The conversation remains central
In summary, routine assessment of distress is a significant advance in psycho-oncology care to better identify distressed patients. The patient’s wishes may or may not correspond to the expert perspective on support needs. The reasons for this are complex. Patients who reject support often show more negative attitudes toward psychological support. In addition, there are a considerable number of patients who are less stressed but who gladly accept psycho-oncological support. One group that has received little attention so far is that of patients who are ambivalent. This group can be described as a vulnerable group with increased distress in the mean and low utilization in the course, albeit with an often open attitude towards psycho-oncological support.
In light of our findings, we recommend that a step-by-step approach be taken in the clinical setting to assess burden and desire for support, including ambivalence in particular. Discussion of the stress thermometer should be used to understand the person’s stress in context and to inquire about their desire for support, addressing negative attitudes toward psycho-oncological support, if any.
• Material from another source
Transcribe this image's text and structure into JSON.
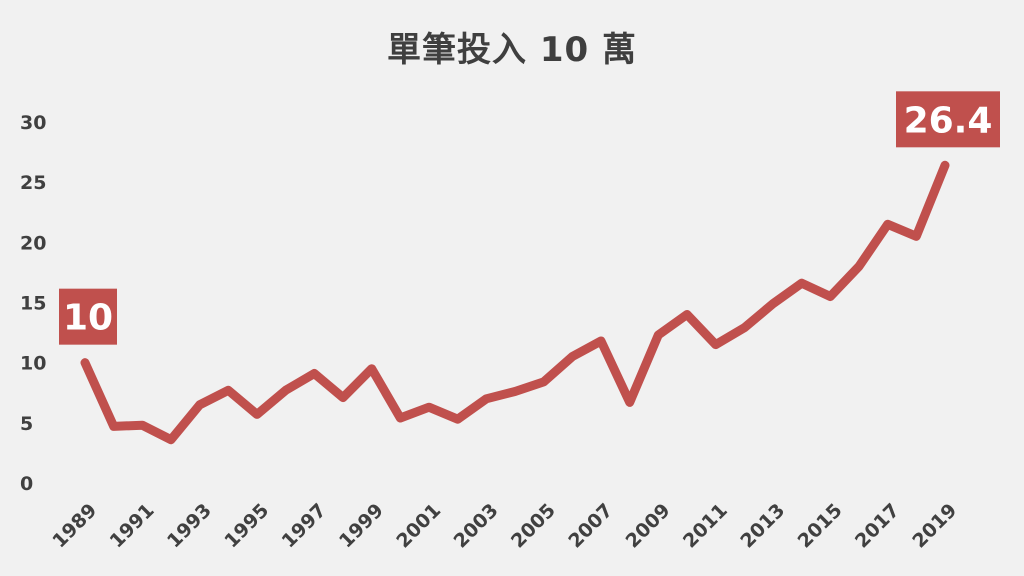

If affected individuals are ambivalent, special attention should be paid to asking them again about their distress as they progress and to discussing when psycho-oncological support is appropriate. In general, it is important to show those affected that a disease has not only medical but also psychological and social consequences, for which experts are available to provide advice. Whether for a one-time psycho-oncological consultation or a longer, resp. psychotherapeutic support. Another finding supports the importance of conversation: our models showed that an oncologist’s recommendation to accept psycho-oncology support was one of the most important predictors of utilization [4]. Therefore, in order to further optimize psycho-oncology care and facilitate access for underserved groups of patients, we believe that talking about distress as well as support needs should not be replaced by the use of screening questionnaires such as the distress thermometer, but should be complemented by it.
Literature:
- Salmon P, et al: Screening for psychological distress in cancer: renewing the research agenda. Psychooncology 2015; 24(3): 262-268.
- Zwahlen D, et al: Understanding why cancer patients accept or turn down psycho-oncological support: a prospective observational study including patients’ and clinicians’ perspectives on communication about distress. BMC Cancer 2017; 17(1): 385.
- Tondorf T, et al: Focusing on cancer patients’ intentions to use psycho-oncological support: a longitudinal, mixed-methods study. Psycho-Oncology 2018; 1-8.
- Frey Nascimento A, et al: Oncologist recommendation matters!-Predictors of psycho-oncological service uptake in oncology outpatients. Psycho-Oncology 2018 Nov 22 [Epub ahead of print].